Ensuring digital competition
A Dutch proposal to futureproof competition policy in an ever more digitizing world
18 July 2019
Over the past decade, the digital economy has rapidly evolved and digital platforms have become important parts of our daily lives. This digitalization led to an undeniable increase of perceived power of giant online platforms, such as Alphabet (Google), Amazon and Facebook. In response, concerns on whether that power can still be reined in have mounted too.
The Dutch government, through its current State Secretary of Economic Affairs, Mona Keijzer (the Secretary), proposes three measures aimed at supplementing the existing enforcement tool kit with new tools to tackle perceived concerns particularly around online platforms.
Before informing the Parliament of its intentions by letter of 17 May 2019, the Secretary ran a public consultation process on the basis of a discussion paper which explored to what extent online platforms raise antitrust concerns and whether the existing enforcement toolbox is adequately stocked to address potential concerns.
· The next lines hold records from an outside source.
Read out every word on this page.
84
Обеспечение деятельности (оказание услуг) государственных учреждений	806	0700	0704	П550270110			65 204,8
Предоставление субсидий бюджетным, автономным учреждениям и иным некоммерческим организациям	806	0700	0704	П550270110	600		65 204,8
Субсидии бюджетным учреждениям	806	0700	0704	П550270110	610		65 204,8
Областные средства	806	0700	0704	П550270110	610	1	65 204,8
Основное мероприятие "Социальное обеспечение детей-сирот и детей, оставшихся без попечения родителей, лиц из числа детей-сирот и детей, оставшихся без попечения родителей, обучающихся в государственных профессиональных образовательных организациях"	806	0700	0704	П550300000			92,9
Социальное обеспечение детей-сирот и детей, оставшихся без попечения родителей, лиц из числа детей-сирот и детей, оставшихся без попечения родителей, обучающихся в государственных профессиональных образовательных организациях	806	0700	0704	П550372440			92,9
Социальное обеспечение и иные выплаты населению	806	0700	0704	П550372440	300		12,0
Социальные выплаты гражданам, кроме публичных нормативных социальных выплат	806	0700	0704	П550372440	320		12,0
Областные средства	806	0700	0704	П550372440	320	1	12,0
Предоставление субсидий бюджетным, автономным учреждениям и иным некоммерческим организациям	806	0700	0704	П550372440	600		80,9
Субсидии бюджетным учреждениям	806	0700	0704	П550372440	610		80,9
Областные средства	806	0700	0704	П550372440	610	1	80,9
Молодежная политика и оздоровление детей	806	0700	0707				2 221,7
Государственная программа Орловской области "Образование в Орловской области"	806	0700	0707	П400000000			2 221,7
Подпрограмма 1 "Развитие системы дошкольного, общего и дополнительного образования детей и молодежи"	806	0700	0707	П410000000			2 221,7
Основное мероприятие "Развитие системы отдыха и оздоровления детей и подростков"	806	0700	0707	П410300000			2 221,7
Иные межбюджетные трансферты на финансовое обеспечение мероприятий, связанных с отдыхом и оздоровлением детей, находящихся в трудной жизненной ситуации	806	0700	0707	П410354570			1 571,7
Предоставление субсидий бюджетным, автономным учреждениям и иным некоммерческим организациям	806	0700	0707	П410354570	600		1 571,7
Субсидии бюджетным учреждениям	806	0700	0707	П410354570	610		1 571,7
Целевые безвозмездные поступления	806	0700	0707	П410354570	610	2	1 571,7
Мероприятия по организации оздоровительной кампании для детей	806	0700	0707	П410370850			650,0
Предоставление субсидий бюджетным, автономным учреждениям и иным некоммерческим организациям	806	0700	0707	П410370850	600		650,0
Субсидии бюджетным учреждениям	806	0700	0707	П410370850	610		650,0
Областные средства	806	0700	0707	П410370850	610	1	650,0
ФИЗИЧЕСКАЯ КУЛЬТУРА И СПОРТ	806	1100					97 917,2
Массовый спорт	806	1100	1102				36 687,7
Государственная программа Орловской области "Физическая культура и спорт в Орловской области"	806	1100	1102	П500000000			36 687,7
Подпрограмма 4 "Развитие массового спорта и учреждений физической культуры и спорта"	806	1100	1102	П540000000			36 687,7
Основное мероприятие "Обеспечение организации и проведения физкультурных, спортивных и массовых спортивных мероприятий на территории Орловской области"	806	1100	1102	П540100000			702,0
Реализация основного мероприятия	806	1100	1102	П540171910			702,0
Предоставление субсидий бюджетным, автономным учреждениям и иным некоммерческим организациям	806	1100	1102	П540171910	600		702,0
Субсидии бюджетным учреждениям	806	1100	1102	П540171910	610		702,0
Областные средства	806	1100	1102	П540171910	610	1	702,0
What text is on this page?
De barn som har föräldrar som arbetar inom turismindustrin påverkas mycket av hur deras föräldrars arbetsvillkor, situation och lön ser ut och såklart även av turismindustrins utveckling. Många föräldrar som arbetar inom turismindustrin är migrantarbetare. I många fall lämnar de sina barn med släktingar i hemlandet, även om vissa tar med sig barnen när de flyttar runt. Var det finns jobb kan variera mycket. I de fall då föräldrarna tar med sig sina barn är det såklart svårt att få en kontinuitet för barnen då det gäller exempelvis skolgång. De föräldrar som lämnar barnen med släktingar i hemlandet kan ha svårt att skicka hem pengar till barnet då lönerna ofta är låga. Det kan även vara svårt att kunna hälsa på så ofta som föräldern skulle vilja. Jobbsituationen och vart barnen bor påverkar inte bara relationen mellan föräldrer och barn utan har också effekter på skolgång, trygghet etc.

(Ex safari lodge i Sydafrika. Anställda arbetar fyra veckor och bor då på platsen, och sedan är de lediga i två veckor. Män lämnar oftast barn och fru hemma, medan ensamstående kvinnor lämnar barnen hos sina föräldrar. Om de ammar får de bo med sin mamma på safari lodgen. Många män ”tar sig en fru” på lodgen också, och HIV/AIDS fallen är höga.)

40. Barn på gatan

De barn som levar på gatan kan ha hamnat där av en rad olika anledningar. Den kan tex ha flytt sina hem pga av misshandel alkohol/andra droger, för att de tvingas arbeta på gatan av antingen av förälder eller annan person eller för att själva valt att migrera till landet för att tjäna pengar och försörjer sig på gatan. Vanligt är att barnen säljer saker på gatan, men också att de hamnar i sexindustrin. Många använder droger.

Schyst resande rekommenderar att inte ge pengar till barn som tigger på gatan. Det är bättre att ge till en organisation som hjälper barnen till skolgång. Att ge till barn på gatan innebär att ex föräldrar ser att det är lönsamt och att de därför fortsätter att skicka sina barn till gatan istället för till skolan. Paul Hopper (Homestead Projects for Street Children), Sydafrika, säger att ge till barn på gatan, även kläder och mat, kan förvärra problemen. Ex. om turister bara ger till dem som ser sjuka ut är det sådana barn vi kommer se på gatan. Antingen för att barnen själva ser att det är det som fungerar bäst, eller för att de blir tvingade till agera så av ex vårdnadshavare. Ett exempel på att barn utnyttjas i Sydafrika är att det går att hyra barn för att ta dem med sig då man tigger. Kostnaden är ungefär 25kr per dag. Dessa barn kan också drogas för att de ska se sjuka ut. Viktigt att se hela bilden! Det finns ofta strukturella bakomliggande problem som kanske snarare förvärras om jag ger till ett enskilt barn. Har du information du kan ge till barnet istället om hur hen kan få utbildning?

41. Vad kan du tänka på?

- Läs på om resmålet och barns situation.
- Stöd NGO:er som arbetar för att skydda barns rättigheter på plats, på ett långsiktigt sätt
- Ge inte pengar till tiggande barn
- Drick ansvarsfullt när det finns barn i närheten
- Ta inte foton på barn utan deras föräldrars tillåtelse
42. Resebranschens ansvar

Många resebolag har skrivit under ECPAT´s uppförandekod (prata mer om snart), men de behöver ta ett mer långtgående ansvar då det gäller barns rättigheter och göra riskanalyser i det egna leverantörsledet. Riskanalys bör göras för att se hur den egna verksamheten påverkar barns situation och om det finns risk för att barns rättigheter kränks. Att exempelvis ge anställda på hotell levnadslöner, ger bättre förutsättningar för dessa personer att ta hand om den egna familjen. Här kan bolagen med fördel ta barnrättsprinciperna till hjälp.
As part of that process, the Secretary spoke to a seemingly wide range of stakeholders, including the Dutch Authority for Consumers and Markets (the national antitrust watchdog, the ACM) and the European Commission.
All of that resulted in the following three proposed measures:
- increasing the antitrust authority's powers to intervene and regulate access to online platforms ex ante, where that online platform can be considered a so-called 'gate keeper';
- updating and amending antitrust guidelines to reflect the particular challenges and application of antitrust rules in a digitalized world, specifically addressing, for example, the impact of multi-sided markets, data and privacy; and
- amending the merger notification thresholds by introducing an alternative threshold based on transaction value, such that transactions that currently do not meet the applicable turnover thresholds but in fact may potentially give rise to concerns, can be captured and reviewed by the antitrust authority.
Importantly, the Secretary does not propose to pursue the implementation of these measures at a national level. Instead, the Secretary commits to advocate and promote these at a European level such that these measures are more effectively implemented across the European Union as online platforms tend to not restrict themselves to national boundaries. Clearly, it remains to be seen whether the Secretary will be successful in promoting its proposals in Brussels and, if not, whether the Secretary would then consider following through more concretely within the ambit of its own powers in the national context. Although seemingly a somewhat 'soft' compromise between ambition, public and political pressure and prudence, with this approach the Secretary currently still resists calls by members of parliament to change Dutch laws in this respect.
Time will tell whether the enforcement of the current (or amended) antitrust rules by the ACM will follow the example of the German Bundeskartellamt in its controversial Facebook-case and the European Commission's persistent scrutiny of Google and the other FAANG's.
It may have taken a bit of time, but something is stirring within the ACM. A dedicated digital competition team of experts has been set up within the ACM. In an attempt to increase its knowledge and expertise, the ACM has conducted and finalized market studies around online video streaming platforms, the value of data in the competition process, new revenue models in media, (online) platforms for legal services, the use of algorithms and mobile app stores.
These initiatives of the ACM confirm their determination to address potential antitrust law concerns in a rapidly changing digital economy. On 11 April 2019, the ACM announced that it is formally investigating potential abuse of a dominant position by Apple in relation to its App Store. Apple will be scrutinized in this respect on many fronts, but the development of the ACM's investigation will be closely monitored.